You can determine which option is more cost-effective for you based on your anticipated mileage. An extra-miles lease has both advantages and disadvantages. Among the benefits are:
- Reduced cost per mile
- Pay for your miles in cash
If you need more miles as part of your lease agreement, these extra miles are less expensive. If you drive frequently, this option could save you money. Some lease agreements allow you to pay for your miles as you go, ensuring that you are not overcharged. Many lenders will allow you to pay for your extra miles in cash as part of your down payment. They can even reimburse you for unused miles.
However, if drivers drive their leased vehicle past the warranty period, they must pay for repairs out of pocket. If the warranty expires, drivers may be required to pay for repairs on a vehicle they do not own.
Consider how many miles you drive when deciding whether or not a high mileage lease is right for you. If you believe you will exceed the mileage limit on a standard lease, this may be the best option for you.
High-mileage leases and extended warranties
Another thing to think about is purchasing an extended warranty for your new or recently leased car. Assume you sign a three-year, high-mileage lease on a brand-new vehicle with a three-year, 36,000-mile warranty.
That equates to 12,000 miles per year, which means that if you plan to drive your vehicle more than that—which is what a high-mileage lease is for—you will have some time during the latter stages of your lease when the vehicle is out of warranty.
That means you’ll be responsible for any additional repair and maintenance costs, which could add up given the vehicle’s high mileage by then. It’s a compelling reason to pay for the extended warranty upfront.
Not sure if a high-mileage lease is for you?

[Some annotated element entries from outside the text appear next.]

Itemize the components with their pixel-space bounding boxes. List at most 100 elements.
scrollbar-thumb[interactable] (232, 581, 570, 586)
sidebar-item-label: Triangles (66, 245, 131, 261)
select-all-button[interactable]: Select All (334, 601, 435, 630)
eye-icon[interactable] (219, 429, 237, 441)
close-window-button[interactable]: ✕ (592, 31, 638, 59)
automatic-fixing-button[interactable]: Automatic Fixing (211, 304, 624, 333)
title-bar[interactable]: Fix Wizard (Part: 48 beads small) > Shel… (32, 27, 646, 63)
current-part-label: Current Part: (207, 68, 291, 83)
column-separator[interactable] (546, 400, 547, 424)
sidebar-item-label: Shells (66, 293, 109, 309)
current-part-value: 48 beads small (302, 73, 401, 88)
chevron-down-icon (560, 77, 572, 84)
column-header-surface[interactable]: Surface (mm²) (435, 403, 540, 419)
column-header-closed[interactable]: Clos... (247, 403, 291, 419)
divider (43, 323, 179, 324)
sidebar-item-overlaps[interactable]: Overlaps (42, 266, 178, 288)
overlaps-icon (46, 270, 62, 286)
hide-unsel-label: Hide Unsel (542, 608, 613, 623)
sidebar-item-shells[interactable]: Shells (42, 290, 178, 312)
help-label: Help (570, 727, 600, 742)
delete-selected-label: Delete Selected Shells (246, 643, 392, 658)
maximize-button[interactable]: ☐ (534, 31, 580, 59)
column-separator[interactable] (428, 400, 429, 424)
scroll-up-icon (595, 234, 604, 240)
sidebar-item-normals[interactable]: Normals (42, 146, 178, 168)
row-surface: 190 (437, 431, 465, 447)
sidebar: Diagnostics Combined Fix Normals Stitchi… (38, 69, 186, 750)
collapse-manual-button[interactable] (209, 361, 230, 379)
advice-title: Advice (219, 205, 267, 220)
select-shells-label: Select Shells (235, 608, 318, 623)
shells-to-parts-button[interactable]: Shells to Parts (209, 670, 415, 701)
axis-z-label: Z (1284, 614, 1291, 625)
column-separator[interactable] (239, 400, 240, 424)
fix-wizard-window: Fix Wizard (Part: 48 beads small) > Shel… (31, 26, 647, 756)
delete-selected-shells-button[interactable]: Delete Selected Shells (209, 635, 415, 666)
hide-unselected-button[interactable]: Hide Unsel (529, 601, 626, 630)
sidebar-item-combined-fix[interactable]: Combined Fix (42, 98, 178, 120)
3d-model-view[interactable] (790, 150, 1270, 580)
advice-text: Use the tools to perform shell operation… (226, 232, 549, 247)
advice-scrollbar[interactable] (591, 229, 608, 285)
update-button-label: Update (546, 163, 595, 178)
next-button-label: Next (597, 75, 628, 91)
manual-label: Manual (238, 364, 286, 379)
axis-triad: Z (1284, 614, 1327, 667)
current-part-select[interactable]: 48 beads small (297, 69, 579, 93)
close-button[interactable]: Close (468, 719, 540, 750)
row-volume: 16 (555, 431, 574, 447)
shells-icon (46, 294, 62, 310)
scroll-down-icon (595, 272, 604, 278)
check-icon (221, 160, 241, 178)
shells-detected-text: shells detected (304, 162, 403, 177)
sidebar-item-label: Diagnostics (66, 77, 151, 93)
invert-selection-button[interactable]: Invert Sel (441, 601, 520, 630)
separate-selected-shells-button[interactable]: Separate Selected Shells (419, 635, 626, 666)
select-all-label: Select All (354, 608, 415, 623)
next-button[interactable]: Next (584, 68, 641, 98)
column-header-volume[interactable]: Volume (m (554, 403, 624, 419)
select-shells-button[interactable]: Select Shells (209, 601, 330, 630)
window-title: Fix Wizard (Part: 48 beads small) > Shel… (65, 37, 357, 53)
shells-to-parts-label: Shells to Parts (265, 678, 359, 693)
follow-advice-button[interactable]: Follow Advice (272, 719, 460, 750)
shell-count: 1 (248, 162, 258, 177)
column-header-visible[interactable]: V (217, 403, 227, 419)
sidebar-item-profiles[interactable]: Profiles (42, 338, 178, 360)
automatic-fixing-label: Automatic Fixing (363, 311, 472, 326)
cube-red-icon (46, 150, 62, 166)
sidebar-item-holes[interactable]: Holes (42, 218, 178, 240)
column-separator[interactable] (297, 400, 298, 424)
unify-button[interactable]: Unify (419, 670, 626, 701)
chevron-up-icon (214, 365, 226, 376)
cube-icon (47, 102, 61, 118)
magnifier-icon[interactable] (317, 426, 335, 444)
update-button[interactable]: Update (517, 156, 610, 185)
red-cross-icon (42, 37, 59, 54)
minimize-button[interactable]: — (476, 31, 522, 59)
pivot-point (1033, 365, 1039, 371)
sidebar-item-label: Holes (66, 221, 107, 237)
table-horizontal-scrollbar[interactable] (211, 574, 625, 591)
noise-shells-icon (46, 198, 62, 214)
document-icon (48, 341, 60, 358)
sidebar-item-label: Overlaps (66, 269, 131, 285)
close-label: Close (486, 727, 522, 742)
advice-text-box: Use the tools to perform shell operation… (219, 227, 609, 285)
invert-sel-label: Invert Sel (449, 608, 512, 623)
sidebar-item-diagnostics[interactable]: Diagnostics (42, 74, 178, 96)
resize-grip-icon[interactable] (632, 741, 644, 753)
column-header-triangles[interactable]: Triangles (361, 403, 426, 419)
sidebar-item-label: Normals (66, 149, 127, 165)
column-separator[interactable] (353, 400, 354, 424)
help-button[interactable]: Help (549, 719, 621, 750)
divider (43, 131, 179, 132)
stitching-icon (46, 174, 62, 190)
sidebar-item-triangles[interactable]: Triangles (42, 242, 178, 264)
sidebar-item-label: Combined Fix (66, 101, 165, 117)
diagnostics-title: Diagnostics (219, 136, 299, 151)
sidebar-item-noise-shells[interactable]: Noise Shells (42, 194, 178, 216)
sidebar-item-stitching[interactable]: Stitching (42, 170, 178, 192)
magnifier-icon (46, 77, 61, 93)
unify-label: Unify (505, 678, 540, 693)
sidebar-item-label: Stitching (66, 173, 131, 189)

Consider these alternatives.
When you lease, you’re primarily paying for depreciation, which can quickly add up if you drive frequently. If you travel or commute frequently in your car, you may want to avoid leasing altogether. Instead, consider purchasing the car and driving it until you’ve built up some equity.
Buy the car instead
Even if you know you’ll need a new car in a few years, buying may be a more cost-effective option than leasing.
For example, suppose you expect to drive your car 20,000 miles per year and the high-mileage lease would cost you an extra $6,000 over the life of the lease. Use Kelley Blue Book’s car value calculator to see how those miles may affect the car’s depreciation. If the additional depreciation is less than $6,000, the high-mileage lease is too expensive.
In this case, you might be better off financing the car and setting aside money each month to cover the difference between what your car is worth at trade-in and what you owe.
Purchase your car lease
Your lease contract may include an option to purchase your vehicle from the dealership at the end of the lease. In that case, if you’ve accidentally driven more miles than you were permitted, you can avoid paying excess mileage fees by purchasing your vehicle outright.
Of course, if you’re dead set on getting a new car, this won’t work. However, if you fall in love with the vehicle during the term of your lease, you’ll get the added benefit of avoiding expensive mileage charges while keeping the car you really want.
Consider whether the lease fits your budget and lifestyle before signing it. Consider how many miles you drive in a typical year, how frequently you think you’d like to buy a new car, and how much monthly payment you can afford.
After considering all the factors, you may decide that a high-mileage lease is a good option. Make sure, as with any financing decision, that you shop around for the best deal.